Oggi ci sono circa 10mila giornalisti in Italia che lavorano per meno di 5mila euro l’anno e 20mila sotto i 10mila euro. Le problematiche del settore sono molte, dalle contrattazioni che puntano costantemente al ribasso ad un precariato di cui non si vede la fine, dai prepensionamenti forzati cui però non corrispondono nuove assunzioni all’impoverimento diffuso e continui ricatti occupazionali, risarcitori e malavitosi. Per non parlare della querela intimidatoria, sempre più in voga. La situazione messa in risalto a Roma nel corso del convegno “Giornalisti, punto e capo! Cambiare si può. Insieme” organizzata presso l’Ordine dei Giornalisti dal movimento Puntoeacapo è davvero allarmante. Si parla, secondo le parole del presidente dell’Ordine Enzo Iacopino, di colleghi che sono spesso costretti a lavorare per “cifre indegne del vivere civile” pur essendo colonne portanti delle testate che senza il loro lavoro “dovrebbero ridurre la filiazione e altre addirittura chiudere”.
Iacopino anticipa anche il discorso sul tavolo per l’editoria: “andremo a un tavolo sull’editoria e da parte nostra non ci sarà consenso né elargizioni. Ma due richieste: un registro degli editori, perché i cittadini sappiano quanti e quali legittimi interessi ha ognuno di loro; e un fondo per le cause per diffamazione, perché i colleghi possano tutelarsi e vivere serenamente la professione”.
Per quanto riguarda la denuncia circa le tattiche intimidatorie cui sono spesso oggetto i giornalisti in Italia, l’avvocato Giovanna Lucente Corrias spiega “che giuridicamente per sporgere querela bastano tre righe: non si deve pagare né dimostrare nulla”, a fronte invece di richieste economiche devastanti. “E se a un precario chiedi 200 mila euro di danni – riprende Iacopino – come fa poi a tenere la schiena dritta?“.
La precarietà indebolisce e, fa notare il vicepresidente della Commissione parlamentare antimafia, Claudio Fava, anche la mafia lo ha capito: “il numero di minacce e intimidazioni dirette o indirette in Italia tocca cifre che nessun altro paese europeo conosce.
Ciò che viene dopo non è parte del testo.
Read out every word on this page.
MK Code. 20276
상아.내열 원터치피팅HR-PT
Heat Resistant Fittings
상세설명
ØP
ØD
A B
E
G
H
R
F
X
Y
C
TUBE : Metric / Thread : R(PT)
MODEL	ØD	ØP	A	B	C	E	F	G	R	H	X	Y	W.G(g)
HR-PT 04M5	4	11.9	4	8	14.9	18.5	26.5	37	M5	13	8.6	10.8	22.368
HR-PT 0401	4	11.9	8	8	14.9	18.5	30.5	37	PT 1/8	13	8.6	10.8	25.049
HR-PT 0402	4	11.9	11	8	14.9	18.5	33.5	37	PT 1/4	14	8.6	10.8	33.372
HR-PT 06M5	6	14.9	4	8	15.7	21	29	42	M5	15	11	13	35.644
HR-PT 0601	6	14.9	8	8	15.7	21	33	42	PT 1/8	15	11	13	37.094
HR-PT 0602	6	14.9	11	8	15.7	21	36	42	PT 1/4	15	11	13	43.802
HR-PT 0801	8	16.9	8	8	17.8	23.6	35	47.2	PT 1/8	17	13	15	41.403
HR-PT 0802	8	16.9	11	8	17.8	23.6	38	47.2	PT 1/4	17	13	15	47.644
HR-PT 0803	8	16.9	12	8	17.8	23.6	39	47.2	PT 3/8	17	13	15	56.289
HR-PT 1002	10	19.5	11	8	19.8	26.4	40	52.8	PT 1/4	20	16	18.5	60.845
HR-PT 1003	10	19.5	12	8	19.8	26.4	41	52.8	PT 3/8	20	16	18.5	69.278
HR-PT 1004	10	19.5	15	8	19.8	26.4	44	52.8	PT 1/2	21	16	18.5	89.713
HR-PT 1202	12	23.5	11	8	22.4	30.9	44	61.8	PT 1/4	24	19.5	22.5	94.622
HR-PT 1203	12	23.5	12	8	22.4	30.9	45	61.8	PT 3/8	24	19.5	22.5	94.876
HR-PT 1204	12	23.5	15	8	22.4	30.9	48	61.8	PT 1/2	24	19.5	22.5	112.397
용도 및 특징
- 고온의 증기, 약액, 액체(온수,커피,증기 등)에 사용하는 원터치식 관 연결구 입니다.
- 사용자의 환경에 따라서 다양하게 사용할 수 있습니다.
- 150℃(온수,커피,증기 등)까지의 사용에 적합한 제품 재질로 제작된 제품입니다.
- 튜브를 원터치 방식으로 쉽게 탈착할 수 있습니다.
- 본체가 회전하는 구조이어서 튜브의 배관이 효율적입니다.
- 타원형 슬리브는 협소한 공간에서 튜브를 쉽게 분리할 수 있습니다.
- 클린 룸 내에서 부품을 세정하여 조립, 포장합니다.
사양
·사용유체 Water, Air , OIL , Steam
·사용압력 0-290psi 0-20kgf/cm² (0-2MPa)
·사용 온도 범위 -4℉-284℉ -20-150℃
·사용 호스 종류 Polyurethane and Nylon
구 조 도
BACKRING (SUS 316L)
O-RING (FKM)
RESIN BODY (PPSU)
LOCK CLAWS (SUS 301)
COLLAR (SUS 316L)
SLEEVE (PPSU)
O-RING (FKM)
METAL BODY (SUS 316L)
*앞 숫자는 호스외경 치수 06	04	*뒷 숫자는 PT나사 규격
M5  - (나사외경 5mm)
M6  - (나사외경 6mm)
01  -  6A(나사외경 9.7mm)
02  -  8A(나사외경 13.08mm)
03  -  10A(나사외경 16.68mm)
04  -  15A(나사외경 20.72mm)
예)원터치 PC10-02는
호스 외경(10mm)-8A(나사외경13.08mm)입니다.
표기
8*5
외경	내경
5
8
E’ un fenomeno che lascia fuori solo la Val d’Aosta e colpisce per lo più giornalisti sotto una certa età, pubblicisti ma non solo, con una fragilità complessiva della propria posizione e giornali che non li possono difendere”.
Tante le criticità, per superarle, o comunque per andare avanti bisogna lavorare “per costruire una rete di tutela per tutti i giornalisti, occupati e disoccupati, pensionati e pensionandi, e per tutti quelli come i colleghi dell’Unità, costretti a pagare in solido le cause per diffamazione”. A dirlo è Carlo Chianura, presidente di Puntoeacapo, che poi lancia un altro messaggio ai sindacati: “non siamo contro il sindacato, ma contro il sindacato che svende i propri diritti”. Da oggi, grazie a un “accordo con professionisti che condividono i principi alla base della nostra azione” ci sono due strumenti concreti di tutela “a disposizione di tutti, senza bisogno di alcuna iscrizione”: consulenze legali gratuite e, a costi ridottissimi (quando non a carico della controparte), assistenza sia in materia di lavoro che diffamazione; e servizi di assistenza fiscale (www.puntoeacapo.org).